Kahwagi: Some missing troops feared dead


BEIRUT: As negotiations to free military and security personnel believed to be held by Syria militants face complications, Army commander Gen. Jean Kahwagi said a maximum of 20 troops were missing, with some feared to be dead.


In comments published in daily Al-Mustaqbal Thursday, Kahwagi said a video addressed to Prime Minister Tammam Salam depicting some of the soldiers captured during battles between the Army and jihadist militants in Arsal is authentic.


“The recording is true, in principle, but we decided not to show it publicly out of respect for the missing soldiers and their families,” Kahwagi said.


“The Lebanese soldiers who are reported missing are at most 20, and we insist on calling them missing, as we fear that some martyrs (dead) could be among them,” Kahwagi added.

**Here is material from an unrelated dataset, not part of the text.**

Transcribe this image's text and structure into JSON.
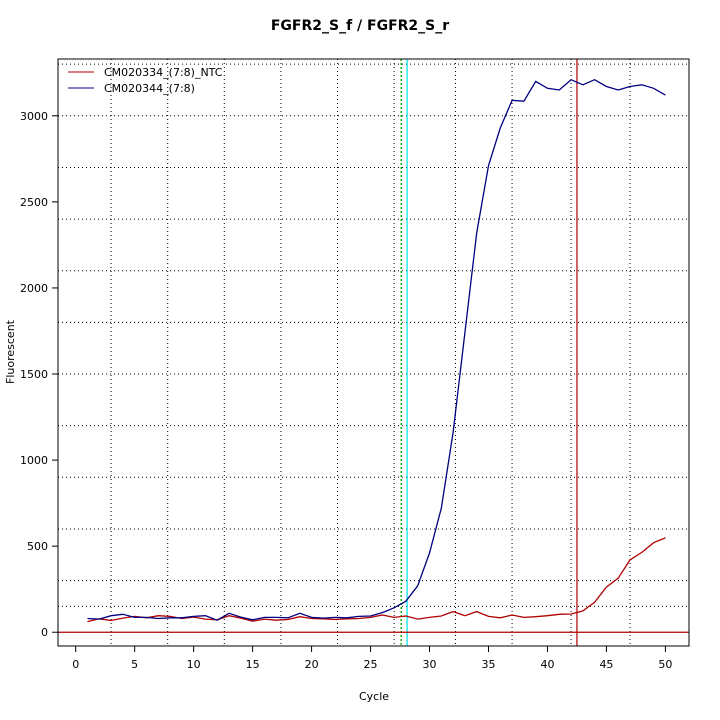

He pointed out that the body of a soldier initially reported missing was recovered in Arsal’s outskirts a few days ago, and that the militants showed the body of another soldier in the video that was relayed to the Lebanese authorities Wednesday through the Committee of Muslim scholars involved in the negotiations to free the captives.


Negotiations to free the soldiers believed held by Syria’s Al-Qaeda-linked Nusra Front and Islamic State for Iraq and Syria (ISIS) have reportedly hit an impasse over the militants’ demands to exchange the soldiers for Islamist prisoners and militant leader Imad Ahmad Jomaa, whose arrest on Aug. 2 triggered the fighting in Arsal.


Ahmad al-Qusair, a former spokesperson for the Free Syrian Army acting as the go-between in contacts of the Committee of Muslim Scholars with the militants, gave a gloomy outlook for any imminent solution.


He said in an interview Wednesday with The Daily Star that negotiations were at a standstill because conceding to the militants’ demands would come at too high a cost as far as the Lebanese government was concerned.


Kahwagi, who made a rare visit to Arsal Wednesday, said the majority of the militants, who withdrew from the town under a cease-fire agreement that ended the five-day clashes, had relocated in the rugged mountains straddling the border, whereas only a few had returned to Syria.


“Arsal has returned into the custody of the state, but its outskirt is still relatively kidnapped,” Kahwagi added, vowing to restore state control on the whole area.


In addition to the Lebanese Army soldiers, 17 Internal Security Forces personnel were also captured and held by the Syrian rebels.